Background: Vasodilator stress echocardiography is a non-invasive tool which allows a detailed evaluation of coronary flow reserve integrated with myocardial wall motion analysis. In the present study we aimed to evaluate the value of velocity vector imaging (VVI) –based strain imaging, combined with dipyridamole stress echocardiography for assessment of left internal mammarian artery (LIMA) graft patency in patients who underwent robotic-assisted coronary artery bypass graft (CABG) surgery.
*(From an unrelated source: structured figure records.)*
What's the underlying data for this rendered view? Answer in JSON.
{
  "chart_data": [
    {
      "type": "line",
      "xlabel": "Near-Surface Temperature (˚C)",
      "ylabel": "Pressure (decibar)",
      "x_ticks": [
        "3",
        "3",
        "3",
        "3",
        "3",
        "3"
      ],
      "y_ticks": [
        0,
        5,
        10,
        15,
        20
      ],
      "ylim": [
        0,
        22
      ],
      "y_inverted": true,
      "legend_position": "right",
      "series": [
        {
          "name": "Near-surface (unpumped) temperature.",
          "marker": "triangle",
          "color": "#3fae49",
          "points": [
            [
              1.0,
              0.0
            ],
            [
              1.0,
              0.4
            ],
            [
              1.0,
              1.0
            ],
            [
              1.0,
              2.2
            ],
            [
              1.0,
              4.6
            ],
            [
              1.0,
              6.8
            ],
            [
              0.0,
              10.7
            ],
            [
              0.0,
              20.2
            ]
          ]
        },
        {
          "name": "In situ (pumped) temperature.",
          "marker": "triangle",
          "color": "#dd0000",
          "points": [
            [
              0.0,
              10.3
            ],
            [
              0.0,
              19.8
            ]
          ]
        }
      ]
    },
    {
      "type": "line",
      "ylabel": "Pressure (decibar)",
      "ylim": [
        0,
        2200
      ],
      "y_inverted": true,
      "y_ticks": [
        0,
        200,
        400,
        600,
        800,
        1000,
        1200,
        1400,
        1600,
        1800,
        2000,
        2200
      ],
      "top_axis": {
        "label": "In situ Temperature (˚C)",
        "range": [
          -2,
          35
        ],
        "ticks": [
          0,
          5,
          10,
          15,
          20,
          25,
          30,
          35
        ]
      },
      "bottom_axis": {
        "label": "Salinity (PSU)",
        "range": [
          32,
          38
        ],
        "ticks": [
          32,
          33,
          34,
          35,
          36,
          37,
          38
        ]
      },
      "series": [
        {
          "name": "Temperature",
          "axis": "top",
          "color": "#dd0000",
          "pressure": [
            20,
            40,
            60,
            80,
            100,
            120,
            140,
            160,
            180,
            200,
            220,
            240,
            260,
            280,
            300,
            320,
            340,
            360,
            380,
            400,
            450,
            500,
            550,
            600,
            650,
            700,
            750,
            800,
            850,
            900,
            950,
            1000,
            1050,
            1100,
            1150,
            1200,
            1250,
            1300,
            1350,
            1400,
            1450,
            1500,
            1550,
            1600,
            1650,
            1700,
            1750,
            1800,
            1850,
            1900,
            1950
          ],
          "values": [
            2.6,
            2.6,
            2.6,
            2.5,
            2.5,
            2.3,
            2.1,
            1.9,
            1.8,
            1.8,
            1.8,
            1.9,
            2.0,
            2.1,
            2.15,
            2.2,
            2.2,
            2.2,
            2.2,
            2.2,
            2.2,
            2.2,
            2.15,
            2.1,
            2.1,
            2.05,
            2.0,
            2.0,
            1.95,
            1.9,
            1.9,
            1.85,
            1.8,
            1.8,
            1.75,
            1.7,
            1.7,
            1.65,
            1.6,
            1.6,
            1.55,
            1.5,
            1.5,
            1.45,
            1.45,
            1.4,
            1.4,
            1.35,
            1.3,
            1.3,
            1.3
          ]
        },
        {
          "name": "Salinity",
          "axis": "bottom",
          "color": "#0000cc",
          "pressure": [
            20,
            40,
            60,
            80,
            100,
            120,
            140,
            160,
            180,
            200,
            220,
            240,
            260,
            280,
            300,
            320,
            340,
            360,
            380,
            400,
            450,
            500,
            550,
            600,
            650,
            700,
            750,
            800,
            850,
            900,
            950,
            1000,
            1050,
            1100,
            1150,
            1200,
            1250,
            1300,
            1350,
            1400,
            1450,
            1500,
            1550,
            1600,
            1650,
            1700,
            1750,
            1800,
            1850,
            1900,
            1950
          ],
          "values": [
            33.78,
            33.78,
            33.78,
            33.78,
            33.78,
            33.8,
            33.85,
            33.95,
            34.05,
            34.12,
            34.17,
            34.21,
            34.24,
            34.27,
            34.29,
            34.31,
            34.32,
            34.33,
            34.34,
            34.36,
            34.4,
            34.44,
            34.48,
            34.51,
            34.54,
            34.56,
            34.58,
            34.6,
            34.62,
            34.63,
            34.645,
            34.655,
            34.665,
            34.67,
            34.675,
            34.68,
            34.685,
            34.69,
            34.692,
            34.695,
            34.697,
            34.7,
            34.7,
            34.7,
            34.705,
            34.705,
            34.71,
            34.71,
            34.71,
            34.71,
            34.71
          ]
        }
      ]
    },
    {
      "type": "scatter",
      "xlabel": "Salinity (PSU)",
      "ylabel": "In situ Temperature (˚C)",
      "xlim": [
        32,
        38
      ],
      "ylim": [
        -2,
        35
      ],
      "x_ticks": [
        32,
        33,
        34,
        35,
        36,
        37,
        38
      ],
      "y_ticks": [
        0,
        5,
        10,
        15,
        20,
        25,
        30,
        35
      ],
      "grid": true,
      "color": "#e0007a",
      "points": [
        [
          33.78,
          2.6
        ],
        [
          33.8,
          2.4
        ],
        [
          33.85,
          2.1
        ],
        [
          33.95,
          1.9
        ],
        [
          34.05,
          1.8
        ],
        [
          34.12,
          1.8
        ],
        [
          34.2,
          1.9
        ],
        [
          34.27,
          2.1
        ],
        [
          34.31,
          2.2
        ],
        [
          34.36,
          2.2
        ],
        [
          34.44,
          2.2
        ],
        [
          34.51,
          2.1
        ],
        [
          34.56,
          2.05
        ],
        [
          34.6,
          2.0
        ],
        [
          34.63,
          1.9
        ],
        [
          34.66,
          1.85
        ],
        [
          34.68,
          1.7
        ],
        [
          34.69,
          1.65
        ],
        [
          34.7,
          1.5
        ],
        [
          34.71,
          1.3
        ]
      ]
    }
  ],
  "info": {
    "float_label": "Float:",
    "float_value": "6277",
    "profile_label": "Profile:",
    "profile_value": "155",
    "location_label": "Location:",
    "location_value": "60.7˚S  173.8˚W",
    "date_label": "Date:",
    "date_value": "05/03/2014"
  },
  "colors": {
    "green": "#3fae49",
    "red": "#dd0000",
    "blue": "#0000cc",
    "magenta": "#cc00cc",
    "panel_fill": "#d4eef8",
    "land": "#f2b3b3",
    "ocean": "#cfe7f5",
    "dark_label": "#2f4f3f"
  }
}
Methods: We studied 40 patients (age 59.25±9.61 years, 58% male) who had robotic-assisted CABG surgery for LIMA-left anterior descending (LAD) artery and scheduled for coronary angiography. VVI-based strain echocardiography combined with dipyridamole stress echocardiography was performed. Left ventricular (LV) myocardial motion was evaluated using global strain and strain rate measurements. Additionally, Doppler evaluation of flow reserve of each LIMA graft were assessed. Results: Echocardiographic findings were compared with angiographic data. Among 40 patients only 7 had graft stenosis, based on angiography. We observed fair agreement between VVI combined stress echocardiography results and identification of 50%-100% LIMA stenosis. Impairment in LV global strain and strain rate values at peak dose dipyridamole predicted LIMA graft patency (p=0.02 for strain and p=0.0001 for strain rate). The average coronary flow reserve (CFR) value of all the LIMA grafts was 1.28±0.55. The agreement between CFR value and graft patency did not reach statistical significance (p=0.307). Conclusions: An integrated assessment of LV wall motion and flow reserve of LIMA graft in patients who underwent robotic-assisted CABG surgery is an accurate approach for identifying graft stenosis. This combined technique provides a useful tool for the non-invasive determination of LIMA graft patency, after CABG operation.